Prima del gol più bello della storia del mondo – o se volete essere “riduttivi” dei Mondiali – realizzato da Diego Amando Maradona c’è stata la sua mano di Dio che ha colpito gli inglesi. Stracelebrata da chi vede in quel gesto il carattere onnipotente del fuoriclasse, in grado di essere tutto e il suo contrario, il bene e il male negli stessi 90 minuti, il furbo e il genio in due azioni così diverse. Un “furto” – perché tale è stato, per il regolamento e per chi lo ha patito – che il Pibe de Oro ha rivendicato da subito, senza mai pentirsi (del resto: Dio può mai pentirsi? Ma qui si va sul teologico e lasciamo la questione in sospeso).

Maradona addirittura non solo rivendicava l’accaduto, ma disse anche che a pensarci bene gli provava più piacere del gol dove aveva scartato più di mezza Inghilterra. Del resto, l’arte dell’inganno è costituiva del calcio, ogni gesto tecnico dovrebbe ambire a essere altro da quel che sembra (pur restando nella legalità). Lui lo elevò anche a forma di riscatto dallo scacco ricevuto dalla sua Argentina con l’Inghilterra nella guerra delle Falkland-Malvinas e del resto anche qui, il calcio è una metafora del conflitto in quasi tutte le espressioni che lo raccontano.
La mano di Dio è stata mitizzata, indagata, elevata da una miriade di narrazioni partorite in ogni dove, ultima delle quali il recente film di Paolo Sorrentino proprio per il carattere simbolico dell’evento: attraverso di lei si può arrivare a scoprire qualche legge dell’esistenza, comunque la si pensi.

Ma la mano di Dio contro gli inglesi non è originale. Anzi, è una brutta copia. Perché se è vero che il Barba (come lo chiamava Maradona) c’è ma non si vede, allora bisogna andare indietro nel tempo e indagare cosa successe nel 1939 in un’Italia-Inghilterra giocato a Milano, proprio come quello che si disputerà venerdì 23 settembre.
Prima che buttino giù San Siro, si trovi il modo di riprodurre in pellicola la scena di quella gara che vide Silvio Piola beffare i britannici e confessato a Sandro Ciotti solo molti anni dopo. L’attaccante azzurro lo raccontò così: «Un gol frutto anche dell’istinto. Mi ero lanciato per colpire il pallone di testa. Quando ho visto che non ci arrivavo per pochi centimetri ho dato alla sfera un gran pugno». Non se ne accorse nessuno. Ed anche in quel caso siamo molto vicini a una tragedia bellica: la partita di San Siro si giocò il 13 maggio 1939; il 10 giugno del 1940 l’Italia avrebbe poi dichiarato guerra all’Inghilterra e alla Francia.

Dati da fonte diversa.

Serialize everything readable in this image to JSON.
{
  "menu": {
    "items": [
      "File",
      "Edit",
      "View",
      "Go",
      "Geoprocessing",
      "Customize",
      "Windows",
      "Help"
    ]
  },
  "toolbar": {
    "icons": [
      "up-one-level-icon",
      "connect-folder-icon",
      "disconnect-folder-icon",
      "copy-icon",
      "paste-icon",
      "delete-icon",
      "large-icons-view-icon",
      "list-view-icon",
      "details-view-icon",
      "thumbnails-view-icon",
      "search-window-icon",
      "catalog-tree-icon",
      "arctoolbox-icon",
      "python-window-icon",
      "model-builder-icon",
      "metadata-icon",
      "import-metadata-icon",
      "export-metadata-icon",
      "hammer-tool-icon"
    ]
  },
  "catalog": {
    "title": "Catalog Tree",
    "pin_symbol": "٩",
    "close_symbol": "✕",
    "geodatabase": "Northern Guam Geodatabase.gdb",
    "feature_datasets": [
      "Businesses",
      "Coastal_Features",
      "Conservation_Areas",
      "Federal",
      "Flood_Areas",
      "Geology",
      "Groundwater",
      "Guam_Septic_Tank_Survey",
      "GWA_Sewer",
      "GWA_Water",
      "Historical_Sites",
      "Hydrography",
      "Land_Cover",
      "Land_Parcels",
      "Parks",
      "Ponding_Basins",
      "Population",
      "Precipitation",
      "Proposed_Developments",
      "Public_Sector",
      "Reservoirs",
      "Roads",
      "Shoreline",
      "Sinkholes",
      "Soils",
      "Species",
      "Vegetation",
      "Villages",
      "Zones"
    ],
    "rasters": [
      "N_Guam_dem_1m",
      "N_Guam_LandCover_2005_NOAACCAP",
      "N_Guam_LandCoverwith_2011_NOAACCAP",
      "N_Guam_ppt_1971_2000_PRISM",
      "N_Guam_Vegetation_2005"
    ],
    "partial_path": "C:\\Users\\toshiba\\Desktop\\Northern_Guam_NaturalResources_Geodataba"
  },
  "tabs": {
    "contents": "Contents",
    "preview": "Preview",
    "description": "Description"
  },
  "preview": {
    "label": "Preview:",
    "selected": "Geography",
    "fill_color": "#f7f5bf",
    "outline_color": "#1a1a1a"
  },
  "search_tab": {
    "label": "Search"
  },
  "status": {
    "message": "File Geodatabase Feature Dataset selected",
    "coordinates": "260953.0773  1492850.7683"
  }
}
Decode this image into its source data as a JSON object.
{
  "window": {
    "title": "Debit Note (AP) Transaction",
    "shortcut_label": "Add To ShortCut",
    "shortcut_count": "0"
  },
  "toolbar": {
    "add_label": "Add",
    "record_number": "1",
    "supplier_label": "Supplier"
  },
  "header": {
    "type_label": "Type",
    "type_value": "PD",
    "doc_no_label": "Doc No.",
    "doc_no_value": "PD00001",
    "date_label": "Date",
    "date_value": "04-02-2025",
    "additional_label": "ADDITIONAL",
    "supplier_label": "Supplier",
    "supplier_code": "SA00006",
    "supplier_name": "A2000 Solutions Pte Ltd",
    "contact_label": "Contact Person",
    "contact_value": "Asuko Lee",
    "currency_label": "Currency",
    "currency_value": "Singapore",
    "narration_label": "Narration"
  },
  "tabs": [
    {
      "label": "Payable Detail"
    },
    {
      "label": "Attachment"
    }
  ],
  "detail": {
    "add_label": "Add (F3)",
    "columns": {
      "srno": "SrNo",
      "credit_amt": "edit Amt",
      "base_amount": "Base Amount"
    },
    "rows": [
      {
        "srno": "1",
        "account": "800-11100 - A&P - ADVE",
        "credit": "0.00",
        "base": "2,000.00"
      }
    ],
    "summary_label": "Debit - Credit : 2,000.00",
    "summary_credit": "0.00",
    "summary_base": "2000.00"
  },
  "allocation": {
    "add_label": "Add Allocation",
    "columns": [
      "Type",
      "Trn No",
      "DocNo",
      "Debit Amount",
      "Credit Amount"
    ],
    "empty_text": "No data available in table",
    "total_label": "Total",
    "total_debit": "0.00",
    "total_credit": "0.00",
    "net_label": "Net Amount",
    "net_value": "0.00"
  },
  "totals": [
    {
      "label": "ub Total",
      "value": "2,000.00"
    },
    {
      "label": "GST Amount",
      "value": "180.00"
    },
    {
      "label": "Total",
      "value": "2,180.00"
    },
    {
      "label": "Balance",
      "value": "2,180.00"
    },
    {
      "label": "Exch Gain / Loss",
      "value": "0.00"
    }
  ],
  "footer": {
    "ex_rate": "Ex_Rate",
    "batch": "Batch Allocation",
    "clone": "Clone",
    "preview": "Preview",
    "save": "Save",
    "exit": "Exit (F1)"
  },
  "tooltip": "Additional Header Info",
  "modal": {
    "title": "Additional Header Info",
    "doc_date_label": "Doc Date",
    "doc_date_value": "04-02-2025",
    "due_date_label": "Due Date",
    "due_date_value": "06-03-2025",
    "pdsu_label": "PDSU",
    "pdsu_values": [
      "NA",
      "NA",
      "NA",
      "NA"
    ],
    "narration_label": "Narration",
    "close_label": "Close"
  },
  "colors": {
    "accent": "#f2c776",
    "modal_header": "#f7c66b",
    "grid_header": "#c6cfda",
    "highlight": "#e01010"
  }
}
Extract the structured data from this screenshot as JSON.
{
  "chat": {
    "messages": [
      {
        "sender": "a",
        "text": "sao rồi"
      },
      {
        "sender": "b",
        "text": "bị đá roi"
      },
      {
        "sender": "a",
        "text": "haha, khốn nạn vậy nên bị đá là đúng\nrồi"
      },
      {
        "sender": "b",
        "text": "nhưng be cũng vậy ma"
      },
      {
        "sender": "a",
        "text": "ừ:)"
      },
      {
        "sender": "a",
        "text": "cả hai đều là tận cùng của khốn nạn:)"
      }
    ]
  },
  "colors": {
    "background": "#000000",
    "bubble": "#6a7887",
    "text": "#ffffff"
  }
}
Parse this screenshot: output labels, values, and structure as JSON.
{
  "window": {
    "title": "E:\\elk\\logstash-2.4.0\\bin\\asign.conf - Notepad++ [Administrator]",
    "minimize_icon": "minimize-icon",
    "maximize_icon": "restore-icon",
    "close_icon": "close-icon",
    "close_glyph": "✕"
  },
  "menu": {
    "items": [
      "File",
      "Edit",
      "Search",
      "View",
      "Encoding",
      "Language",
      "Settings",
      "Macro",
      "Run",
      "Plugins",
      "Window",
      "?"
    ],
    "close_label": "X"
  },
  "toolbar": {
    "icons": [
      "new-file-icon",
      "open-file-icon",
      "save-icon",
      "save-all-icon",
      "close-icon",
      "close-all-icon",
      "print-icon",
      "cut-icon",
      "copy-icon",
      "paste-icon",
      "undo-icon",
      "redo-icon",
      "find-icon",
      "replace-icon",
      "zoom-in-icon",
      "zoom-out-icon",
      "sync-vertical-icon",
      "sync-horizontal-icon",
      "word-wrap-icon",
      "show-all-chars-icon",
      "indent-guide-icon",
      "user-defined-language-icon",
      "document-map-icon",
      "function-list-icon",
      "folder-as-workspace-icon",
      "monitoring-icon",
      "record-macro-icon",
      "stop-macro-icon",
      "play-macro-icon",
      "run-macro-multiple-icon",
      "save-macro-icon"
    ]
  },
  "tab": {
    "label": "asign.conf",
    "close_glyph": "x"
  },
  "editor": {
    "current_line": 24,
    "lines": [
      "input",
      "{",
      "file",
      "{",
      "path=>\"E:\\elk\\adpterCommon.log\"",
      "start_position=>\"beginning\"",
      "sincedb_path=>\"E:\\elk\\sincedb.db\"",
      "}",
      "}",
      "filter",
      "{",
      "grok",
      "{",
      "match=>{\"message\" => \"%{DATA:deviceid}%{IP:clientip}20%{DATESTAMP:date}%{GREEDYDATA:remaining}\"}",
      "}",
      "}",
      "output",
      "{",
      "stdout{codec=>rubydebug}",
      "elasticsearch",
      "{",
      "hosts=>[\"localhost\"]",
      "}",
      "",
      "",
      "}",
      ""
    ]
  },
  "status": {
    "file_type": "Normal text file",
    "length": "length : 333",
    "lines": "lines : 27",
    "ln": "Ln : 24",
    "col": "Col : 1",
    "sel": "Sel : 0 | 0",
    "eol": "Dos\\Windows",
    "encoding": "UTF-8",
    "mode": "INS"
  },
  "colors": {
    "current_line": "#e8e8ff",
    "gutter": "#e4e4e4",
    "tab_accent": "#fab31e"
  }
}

Silvio Piola era un grande attaccante. Mario Sconcerti lo ha definito paragonandolo a un contemporaneo di Maradona: «un Van Basten più insistente e un pochino meno tecnico». Silvio Piola ha vinto il Mondiale a 24 anni, Diego Armando Maradona a 25.  Anche noi italiani – e prima degli argentini – abbiamo avuto il nostro Dio, anche se con più modestia la sua rete è passata alla Storia come la “manina di Piola”, già dal diminutivo si capisce che abbiamo un senso di colpa.